Gray also told National Geographic that these turtles can live for more than 100 years. As far as Chonkasaurus’s age, it “appears to be an old male.” Gray explained. “I can tell just by the rounding of the snout and the wear on its carapace, or top shell.”
Gray explained that snapping turtles inhabit waterways all across the Central and Eastern United States, but spend most of their time out of sight and underwater. This can make spotting a snapping turtle difficult.

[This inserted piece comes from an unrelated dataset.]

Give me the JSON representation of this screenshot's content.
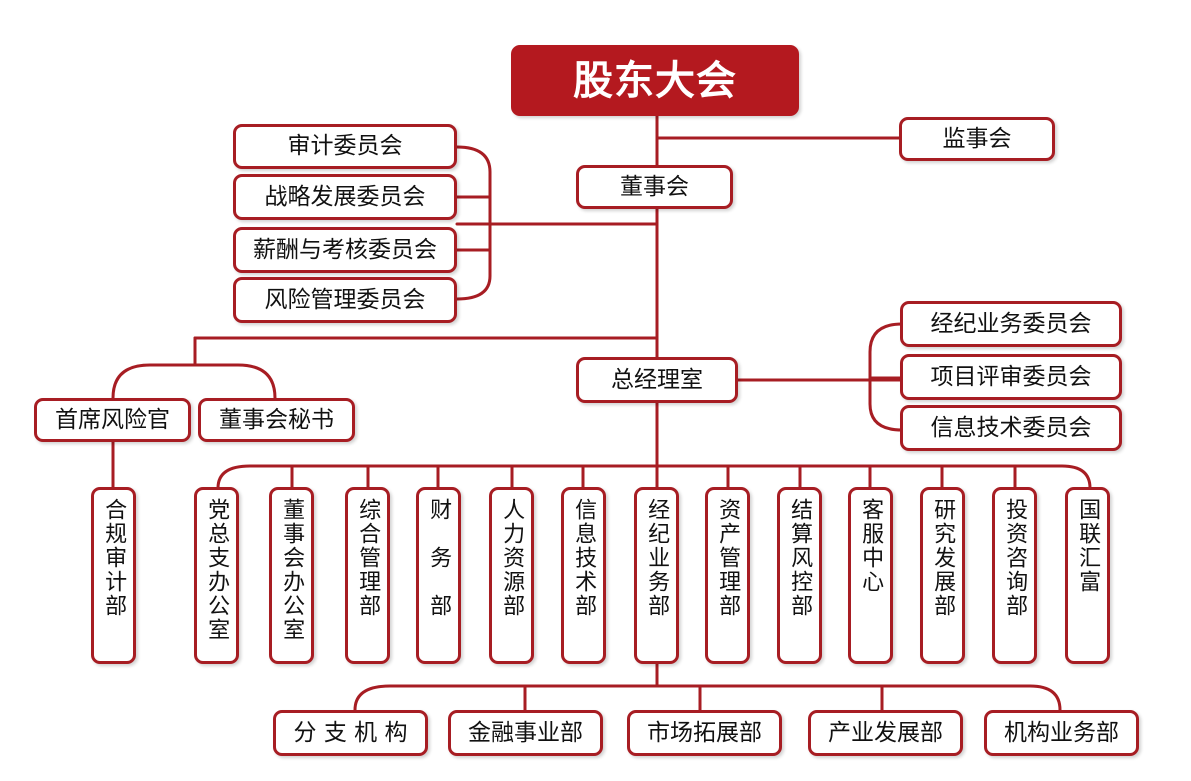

Although snapping turtles have a “snap” or bite powerful enough to amputate a finger, “They’re not an animal to be scared of—at all,” Gray said. They are not aggressive and are more prone to use their beaks to hunt fish, birds, crustaceans, and even carrion, than to attack a human.
Cleaning up the river
Snapping turtle’s tendency to eat carrion is important because they keep the rivers clean. Gray shares that these turtles “act as a cleaning mechanism, feeding on dead fish and other animals. They are the vultures of our water bodies.”
Not only do snapping turtles play a role in keeping the rivers clean, the turtles themselves are only thriving in the Chicago River (as Chonkasaurus’s healthy size can attest to), because of human efforts to clean up Illinois’s polluted waterways. According to WGNTV, these efforts started with the funding provided by the Clean Water Act, passed by Congress 50 years ago, but they’ve accelerated in recent decades.

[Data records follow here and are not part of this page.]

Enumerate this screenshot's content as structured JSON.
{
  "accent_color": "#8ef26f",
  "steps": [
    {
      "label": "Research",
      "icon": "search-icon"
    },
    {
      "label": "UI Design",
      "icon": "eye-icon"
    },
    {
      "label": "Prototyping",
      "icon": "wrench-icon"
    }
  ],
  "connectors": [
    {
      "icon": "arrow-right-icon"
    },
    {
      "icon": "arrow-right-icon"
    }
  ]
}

In 1979, Euronews shares, the nonprofit Friends of the Chicago River began working to restore the river’s health and rebuild its animal habitats. Al Scorch, who accompanied Santore on his kayaking trip, explained that the nonprofit's efforts were bearing fruit.
“This beautiful waterway has a lot of nature coming back," Scorch explained. Scorch attributed Chonkasaurus’s size to the rehabilitation of native plant species, "The plants and the animals are interrelated - if one is doing well, the other's doing well, it's ecology," Scorch continued.
Santore agrees with his assessment, National Geographic explains. “It proves something I’ve known all along,” says Santore. “If you clean things up and you start planting native plants… all the native wildlife comes back.”